His transition is painful for us who stay here, but finally brought him rest from the ordeal of the illness that finally took him from us. June 19, International Day of Liberty (Juneteenth’s Day), is the date he has chosen for his ultimate trip to the Great Freedom to be with the Honored Ancestors. It only remains for us to thank him for his many contributions against the injustices towards our community and his sustained fight for the Reparations of the Trafficking and Slavery recognized as being Crimes against Humanity, and that we must tear up by all means the vestiges of slavery and exploitation. To his family we say to always cherish his memory and once again we bow respectfully to his memory. Thank you Friend, have a good trip to Honored Eternity and may the land where you rest be forever sweet and light.
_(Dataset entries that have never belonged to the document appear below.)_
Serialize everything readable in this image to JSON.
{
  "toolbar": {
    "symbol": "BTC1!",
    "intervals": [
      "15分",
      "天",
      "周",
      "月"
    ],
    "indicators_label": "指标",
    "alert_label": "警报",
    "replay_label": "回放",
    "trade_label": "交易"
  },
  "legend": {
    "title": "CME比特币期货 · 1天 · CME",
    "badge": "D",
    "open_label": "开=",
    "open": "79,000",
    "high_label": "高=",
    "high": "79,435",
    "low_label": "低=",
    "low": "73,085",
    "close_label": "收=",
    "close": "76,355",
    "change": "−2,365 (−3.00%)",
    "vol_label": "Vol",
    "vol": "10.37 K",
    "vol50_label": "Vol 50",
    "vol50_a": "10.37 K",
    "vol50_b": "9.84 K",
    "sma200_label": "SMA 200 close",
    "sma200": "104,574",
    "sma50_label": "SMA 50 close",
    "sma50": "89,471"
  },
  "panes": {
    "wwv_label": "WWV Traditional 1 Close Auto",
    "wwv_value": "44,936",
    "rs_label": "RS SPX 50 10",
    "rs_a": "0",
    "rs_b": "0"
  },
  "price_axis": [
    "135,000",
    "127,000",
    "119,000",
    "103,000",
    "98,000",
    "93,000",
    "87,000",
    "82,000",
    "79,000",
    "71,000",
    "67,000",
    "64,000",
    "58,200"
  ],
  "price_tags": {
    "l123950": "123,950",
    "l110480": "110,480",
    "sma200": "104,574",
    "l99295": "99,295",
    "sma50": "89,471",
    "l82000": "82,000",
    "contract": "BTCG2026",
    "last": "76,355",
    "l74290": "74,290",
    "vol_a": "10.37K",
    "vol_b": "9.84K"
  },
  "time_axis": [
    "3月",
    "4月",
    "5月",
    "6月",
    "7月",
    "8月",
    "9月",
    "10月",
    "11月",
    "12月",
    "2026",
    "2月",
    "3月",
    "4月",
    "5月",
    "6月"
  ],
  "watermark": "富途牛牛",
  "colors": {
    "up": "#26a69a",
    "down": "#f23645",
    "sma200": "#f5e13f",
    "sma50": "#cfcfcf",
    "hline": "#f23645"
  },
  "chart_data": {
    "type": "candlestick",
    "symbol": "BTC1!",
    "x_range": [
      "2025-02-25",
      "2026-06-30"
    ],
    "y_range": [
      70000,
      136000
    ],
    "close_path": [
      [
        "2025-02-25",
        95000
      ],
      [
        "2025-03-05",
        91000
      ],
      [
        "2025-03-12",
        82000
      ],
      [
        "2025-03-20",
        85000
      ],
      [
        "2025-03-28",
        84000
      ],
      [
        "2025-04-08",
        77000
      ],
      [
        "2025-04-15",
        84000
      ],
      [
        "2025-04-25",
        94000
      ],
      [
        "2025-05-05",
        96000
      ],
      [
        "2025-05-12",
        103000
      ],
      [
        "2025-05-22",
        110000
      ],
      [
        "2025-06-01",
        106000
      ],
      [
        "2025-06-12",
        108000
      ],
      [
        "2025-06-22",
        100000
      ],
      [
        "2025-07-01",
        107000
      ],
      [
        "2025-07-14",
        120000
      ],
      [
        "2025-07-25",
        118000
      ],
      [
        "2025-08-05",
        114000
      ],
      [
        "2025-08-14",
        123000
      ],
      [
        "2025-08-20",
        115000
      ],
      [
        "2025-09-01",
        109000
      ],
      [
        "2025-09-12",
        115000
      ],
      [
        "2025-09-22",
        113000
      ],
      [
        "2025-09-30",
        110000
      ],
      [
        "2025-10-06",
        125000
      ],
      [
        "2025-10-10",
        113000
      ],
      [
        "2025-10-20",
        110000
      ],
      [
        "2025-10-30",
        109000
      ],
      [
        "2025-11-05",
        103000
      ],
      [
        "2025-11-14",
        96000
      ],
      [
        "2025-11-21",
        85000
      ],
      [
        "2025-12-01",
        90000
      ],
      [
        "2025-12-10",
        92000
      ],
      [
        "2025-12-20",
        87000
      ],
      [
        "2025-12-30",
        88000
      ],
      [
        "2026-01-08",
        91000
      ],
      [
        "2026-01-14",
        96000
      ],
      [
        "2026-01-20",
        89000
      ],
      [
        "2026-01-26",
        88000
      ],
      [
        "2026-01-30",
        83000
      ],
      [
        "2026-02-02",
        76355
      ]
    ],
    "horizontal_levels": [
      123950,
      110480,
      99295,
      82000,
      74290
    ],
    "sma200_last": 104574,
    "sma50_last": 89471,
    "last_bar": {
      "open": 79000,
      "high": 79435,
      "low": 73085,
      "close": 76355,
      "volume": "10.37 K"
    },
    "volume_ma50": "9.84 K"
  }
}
Message of Tribute from Dr. Barryl Biekman, AUADS Europe
Dr. Barryl Biekman of African Union African Diaspora Sixth Region (AUADS) Europe, a Pan-Afrikan Diaspora organization operating out of The Netherlands, issued a brief message of condolence and tribute:
Indeed with the transition of Dr. Okeke we have lost a Great Pan African Hero. In 2007 he was at the forefront of the setting up and organizational development of the AUADS Europe and a GREAT supporter of the SRDC.
With his transition we have lost a GREAT fighter for the implementation of the 20 AU ECOSOCC seats for the Diaspora.
Dr. Martin Okeke I applaud for you and thank for all of your dedication; all that has been achieved because of your empowerment and strong belief.
Sister Makeda, SRDC & MIR families please receive my deepest condolences. May his soul rest in Peace.